109. Convert Sorted List to Binary Search Tree

Given a singly linked list where elements are sorted in ascending order, convert it to a height balanced BST.

Top-down approach will take n^2 time, cause each time you need to find the root in the linked list, then recursively construct the two parts.

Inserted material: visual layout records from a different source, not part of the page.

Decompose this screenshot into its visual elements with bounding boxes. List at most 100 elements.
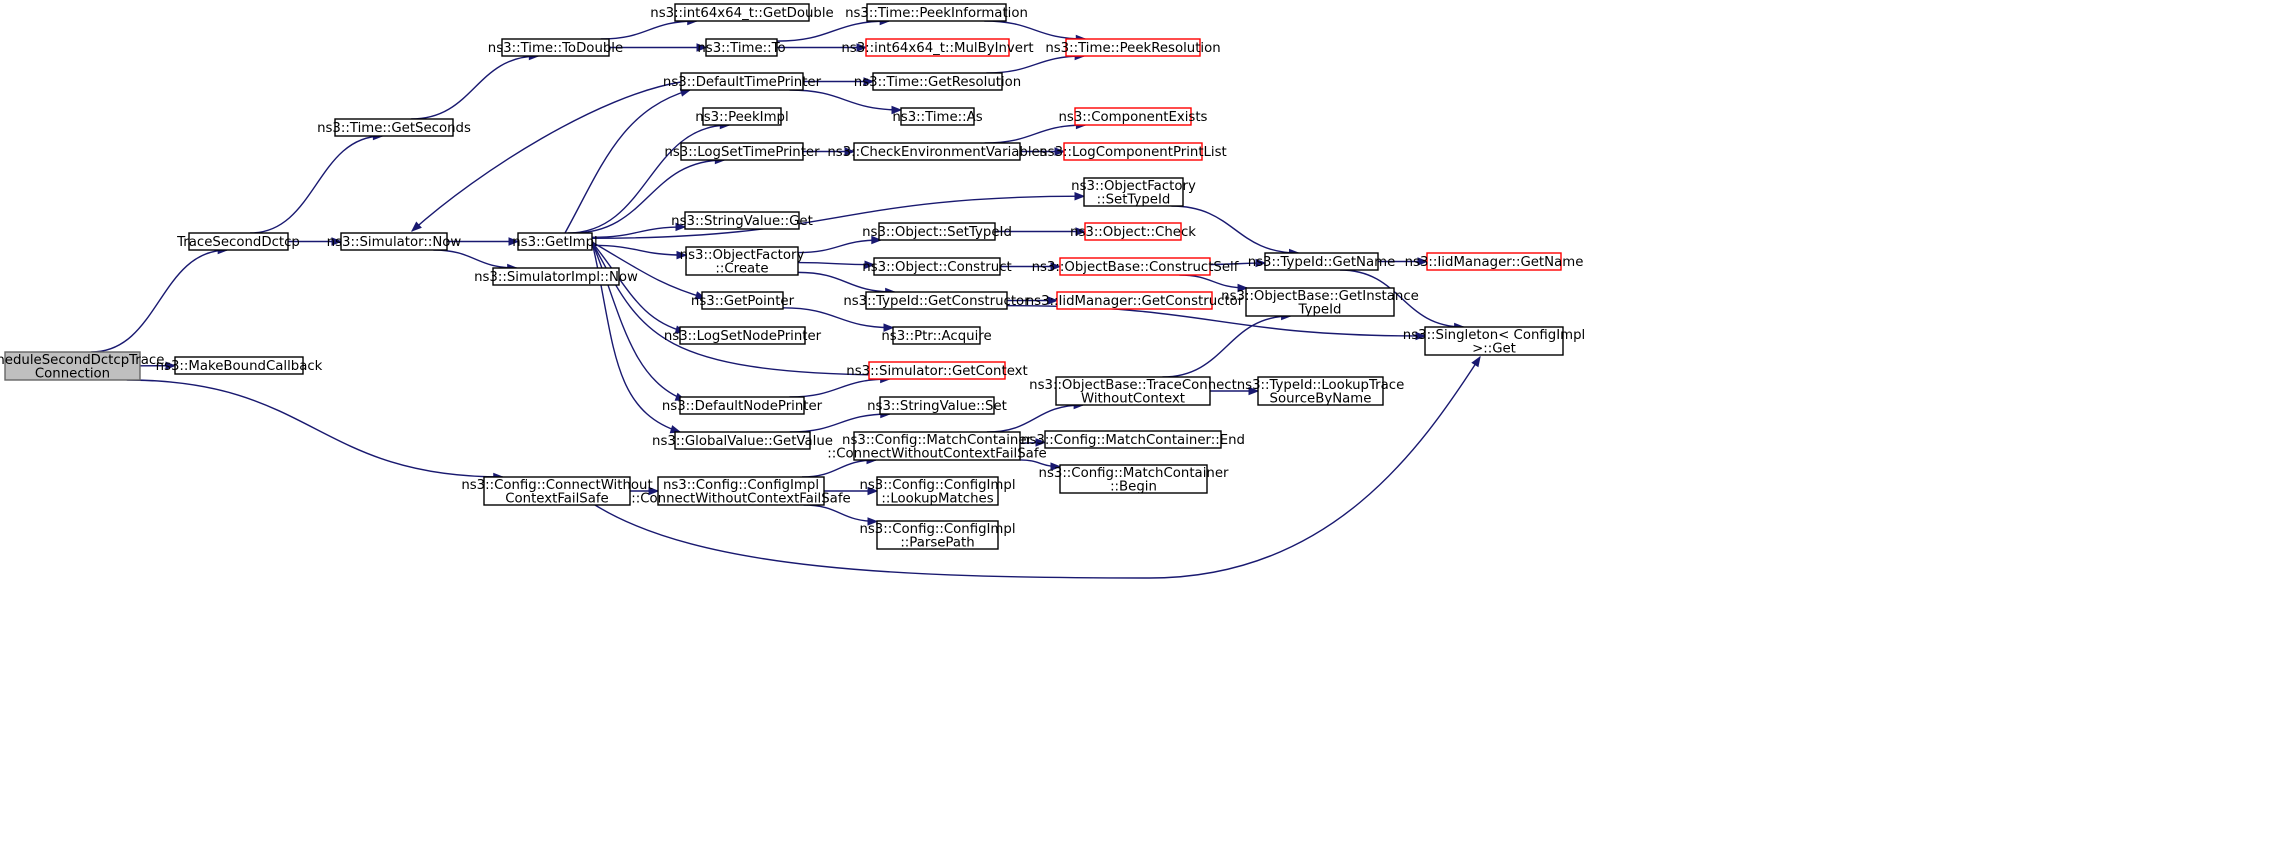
node-ns3-time-peekinformation[interactable]: ns3::Time::PeekInformation [845, 3, 1028, 22]
node-label: ns3::Config::ConnectWithout [461, 478, 652, 493]
node-ns3-time-todouble[interactable]: ns3::Time::ToDouble [488, 38, 623, 57]
node-box [900, 107, 975, 126]
node-label: ns3::GetPointer [691, 294, 795, 309]
node-ns3-int64x64-t-getdouble[interactable]: ns3::int64x64_t::GetDouble [650, 3, 834, 22]
node-ns3-objectbase-constructself[interactable]: ns3::ObjectBase::ConstructSelf [1032, 257, 1239, 276]
node-box [1074, 107, 1192, 126]
node-box [879, 396, 995, 415]
node-ns3-iidmanager-getconstructor[interactable]: ns3::IidManager::GetConstructor [1026, 291, 1244, 310]
node-box [188, 232, 289, 251]
edge-tsd-to-tgs [250, 131, 384, 234]
node-ns3-stringvalue-set[interactable]: ns3::StringValue::Set [867, 396, 1007, 415]
node-ns3-makeboundcallback[interactable]: ns3::MakeBoundCallback [156, 356, 323, 375]
node-label: ns3::Object::Construct [862, 260, 1011, 275]
node-label: TraceSecondDctcp [176, 235, 300, 250]
node-ns3-config-matchcontainer-begin[interactable]: ns3::Config::MatchContainer::Begin [1039, 464, 1229, 494]
edge-arrowhead [165, 361, 177, 370]
edge-arrowhead [867, 486, 879, 496]
node-ns3-simulator-getcontext[interactable]: ns3::Simulator::GetContext [846, 361, 1028, 380]
edge-line [789, 413, 890, 433]
node-box [685, 246, 799, 276]
node-ns3-config-configimpl-lookupmatches[interactable]: ns3::Config::ConfigImpl::LookupMatches [859, 476, 1016, 506]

Bottom-Up approach, you need to keep track of from where to build the sub tree and for how many nodes this sub tree has. so the current is used for this purpose.

/**
 * Definition for singly-linked list.
 * public class ListNode {
 *     int val;
 *     ListNode next;
 *     ListNode(int x) { val = x; }
 * }
 */
/**
 * Definition for a binary tree node.
 * public class TreeNode {
 *     int val;
 *     TreeNode left;
 *     TreeNode right;
 *     TreeNode(int x) { val = x; }
 * }
 */
public class Solution {
    ListNode cur = null;
    public TreeNode sortedListToBST(ListNode head) {
        int size = getLen(head);
        cur = head;

        return getBST(size);
    }

    private TreeNode getBST(int size){
        if(size <=0) return null;
        TreeNode left = getBST(size/2);
        TreeNode root = new TreeNode(cur.val);
        cur = cur.next;
        TreeNode right = getBST(size -1 - size/2);
        root.left = left;
        root.right = right;
        return root;
    }
    private int getLen(ListNode head){
        int l = 0;
        while(head != null){
            head = head.next;
            l++;
        }

        return l;
    }
}